Some templates aren't bad but they're really just recommendations and probably not an ideal fit for your specific project. There are patterns like model view controller that fit most web projects for example and ASP.Net has an MVC Application template.

>When exactly should new directories get made, or when should functions be split up to different files?

This depends entirely on the project and it's entirely up to you, but for a large web project you can split it into sub projects and areas with models/views/controllers, which is what we did and it worked quite well for us.

- Large Web Project
- Sub Project 1 - User Front End
- Home
- Models
- Views
- Controllers
- Account Management
- Models
- Views
- Controllers
- ...
- Sub Project 2 - Administration
- Home
- Moderation
- Access Controls
- ...
- Sub Project 3 - Product Management
- Home
- Products
- Discounts
- Statistics
- ...
- Common
- Utilities
- ....

While this works for large projects, it would be complete overkill for a small blog for example. Over-engineering can be just as bad or even worse than under-engineering.

Another thing is, don't be afraid to throw away code when the code base is still small and fresh and you're working through ideas.
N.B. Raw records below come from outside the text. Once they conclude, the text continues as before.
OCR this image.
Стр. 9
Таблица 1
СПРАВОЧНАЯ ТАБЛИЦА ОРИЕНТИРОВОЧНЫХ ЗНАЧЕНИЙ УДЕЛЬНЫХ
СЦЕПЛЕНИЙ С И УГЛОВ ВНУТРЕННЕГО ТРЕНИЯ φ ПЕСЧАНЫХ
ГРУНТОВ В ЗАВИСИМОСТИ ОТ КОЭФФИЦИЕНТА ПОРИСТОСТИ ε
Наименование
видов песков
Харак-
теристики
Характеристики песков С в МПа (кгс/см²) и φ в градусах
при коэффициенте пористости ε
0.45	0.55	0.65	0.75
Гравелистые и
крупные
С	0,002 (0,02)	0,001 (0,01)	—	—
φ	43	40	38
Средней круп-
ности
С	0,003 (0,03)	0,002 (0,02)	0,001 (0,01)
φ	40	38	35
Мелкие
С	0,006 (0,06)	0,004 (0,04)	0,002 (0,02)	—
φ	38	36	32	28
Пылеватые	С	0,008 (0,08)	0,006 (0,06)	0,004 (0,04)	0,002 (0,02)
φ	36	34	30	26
Most time spent will be figuring things out anyway. What took you initially 2 weeks to write you'll be able to re-write within a few days and fix a lot of the design problems that you encountered along the way. Better now than months down the line. Once software gets big the opposite is true. Avoid rewriting it at all costs, change it incrementally if you must. It is almost never worth rewriting large software.

I'm looking to write an interpreter inside a safe language to sandbox it. The idea is to give it a very limited set of functionality and not access any host resources directly. Functionality that isn't required isn't even going to be implemented so the attack surface should be extremely small.

What are some good safe programming languages to do this in? It also doesn't have to be particularly fast.

P47664
>The idea is to give it a very limited set of functionality and not access any host resources directly.
TCL was designed to do exactly that.
https://tcl.tk/software/plugin/safetcl.html

There might be others but javascript basically ate everyone's lunch on this one.

P47668
Neat. Thanks for mentioning safetcl. They have a paper on it which has a lot of good information on how I could implement this myself and what to pay attention to. I'll write the interpreter in Java and have each instance do only one specific thing and then connect the safe interpreters to each other in some safe manner.

Here's the paper if anyone else is interested.
https://www.usenix.org/legacy/publications/library/proceedings/usenix98/full_papers/levy/levy.pdf
The paper also references another paper titled "A Note on the Confinement Problem" by B. Lampson, which mentions ways in which a compromised but restricted program could leak information to the outside through noisy (CPU/RAM usage) or non noisy (file locking) channels. Interesting stuff.